Yep thats true...but you forgot to ad ''BBWPinUps'' ''Gaining Goddess'' ''Mandy Blake'' ''PINK'' ''DREAMLOVER BBW'' BBW Torie(she from Az ) ''JuggMaster'' ''DestinyBBW'' ''Brie Brown'' ''BBW Gwen'' and a hell of alot more were that came from are we spoiled or what...later


----------



## Totmacher (Apr 11, 2006)

Am I the only one who finds that sort of response irritating? It reminds me of going to a diner, ordering a coke, and getting pepsi: maybe it's all the same to _you_, but please have the decency to respect my stated preference.


----------



## AnnMarie (Apr 13, 2006)

Totmacher said:


> Am I the only one who finds that sort of response irritating? It reminds me of going to a diner, ordering a coke, and getting pepsi: maybe it's all the same to _you_, but please have the decency to respect my stated preference.



Well, his post was answered - so I think they were just trying to clue him in on who might still be around for him to take a gander at. Clearly he's not to up on things if he's asking where she is. 

Need a cookie, tot?


----------



## Totmacher (Apr 13, 2006)

Not at the moment, but if the offer's still open in eight hours when I'll need something to keep me from keeling over at my desk I'll be much obliged.
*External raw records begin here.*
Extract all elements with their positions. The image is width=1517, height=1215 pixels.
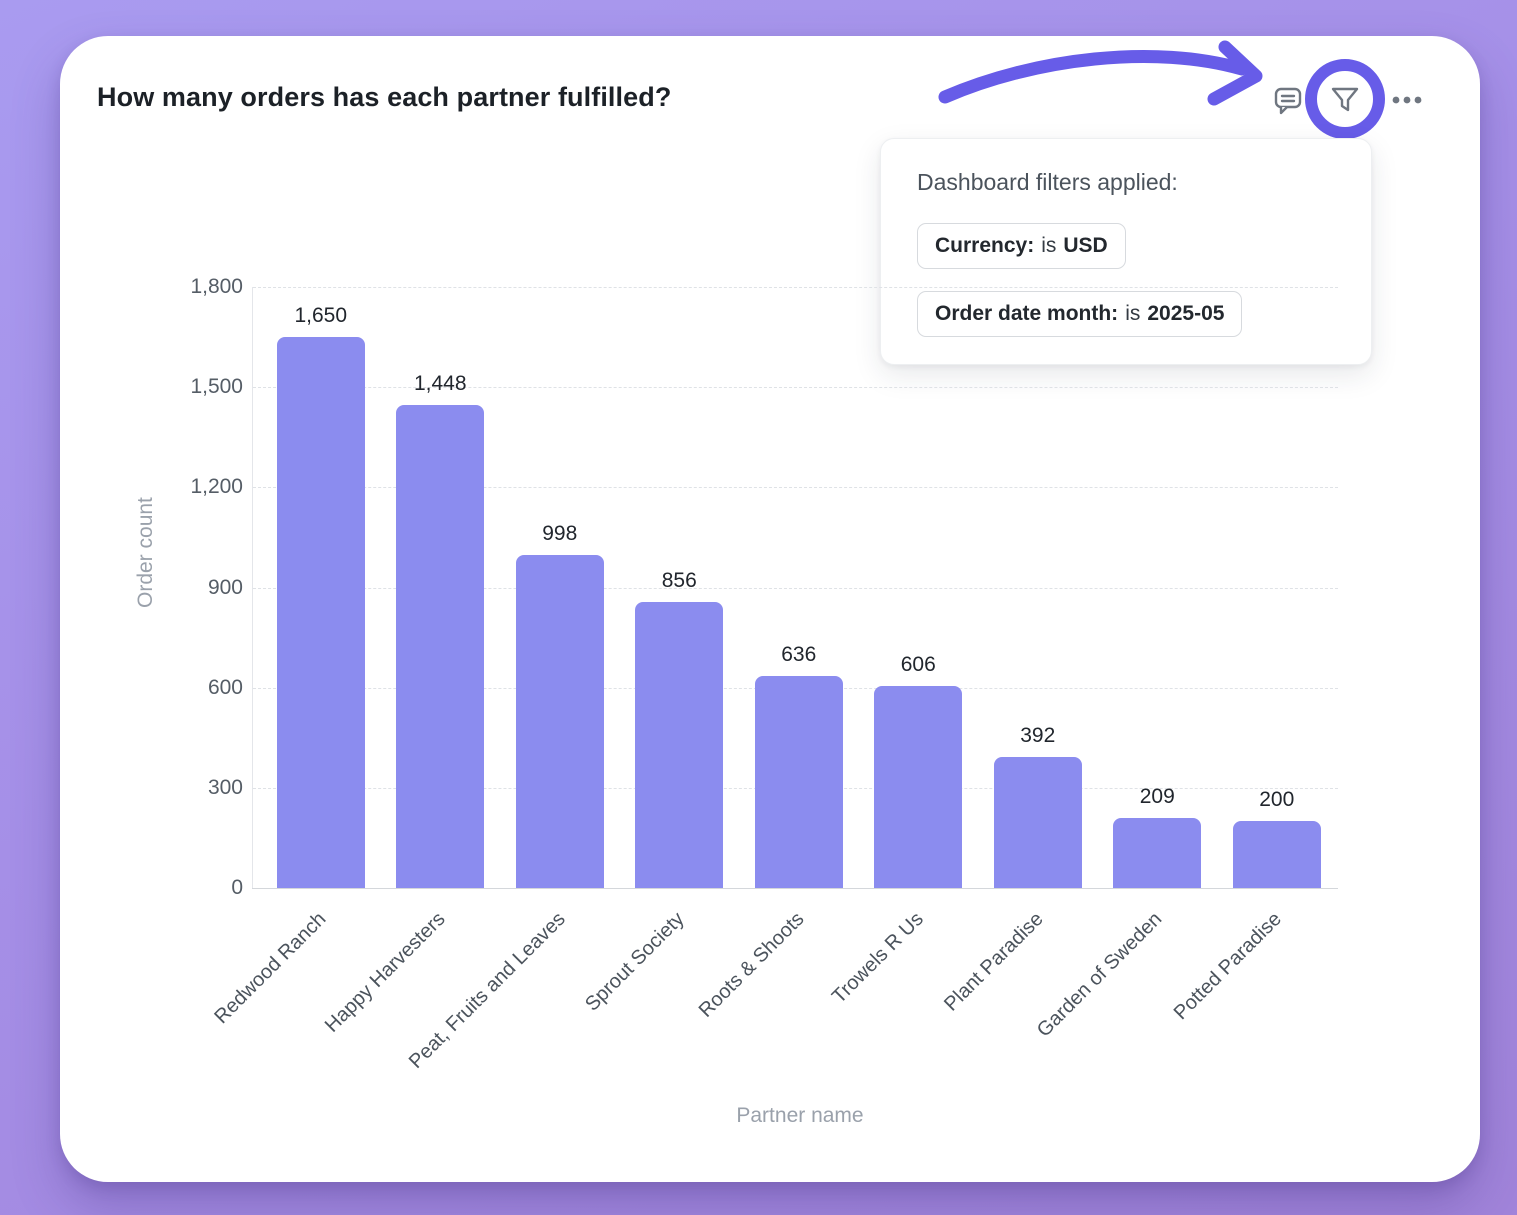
filter-value: USD [1063, 234, 1108, 257]
y-tick-label: 1,800 [190, 275, 243, 298]
bar-value-label: 998 [542, 521, 578, 545]
y-tick-label: 300 [207, 775, 243, 799]
filter-operator: is [1041, 234, 1057, 257]
bar-value-label: 606 [900, 652, 936, 676]
bar-chart: Order count Partner name 0 300 600 900 1,200… [60, 36, 1480, 1182]
bar-value-label: 392 [1020, 724, 1056, 748]
bar-value-label: 1,650 [294, 304, 348, 328]
x-category-label: Redwood Ranch [210, 908, 331, 1029]
bar-value-label: 856 [661, 569, 697, 593]
bar-value-label: 1,448 [413, 371, 467, 395]
x-category-label: Roots & Shoots [694, 908, 809, 1022]
x-category-label: Trowels R Us [827, 908, 928, 1008]
y-tick-label: 900 [207, 575, 243, 599]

I suppose you're right, anyone who'd post a message like that obviously isn't going to take five minutes to read today's posts on the paysite board and see who's still active, but still it seems impolite to me for someone to be so blunt about it.


----------



## jack (Apr 13, 2006)

shy guy said:


> At least it wasn't the  ''K'' word or the  ''b'' word...later



What the fuck does this mean?


----------



## Janet (Apr 13, 2006)

jack said:


> What the fuck does this mean?



References to two other lovely ladies who are no longer around, I think.


----------



## jack (Apr 13, 2006)

Janet said:


> References to two other lovely ladies who are no longer around, I think.



Oh, geez. Thanks. I get it, now.


----------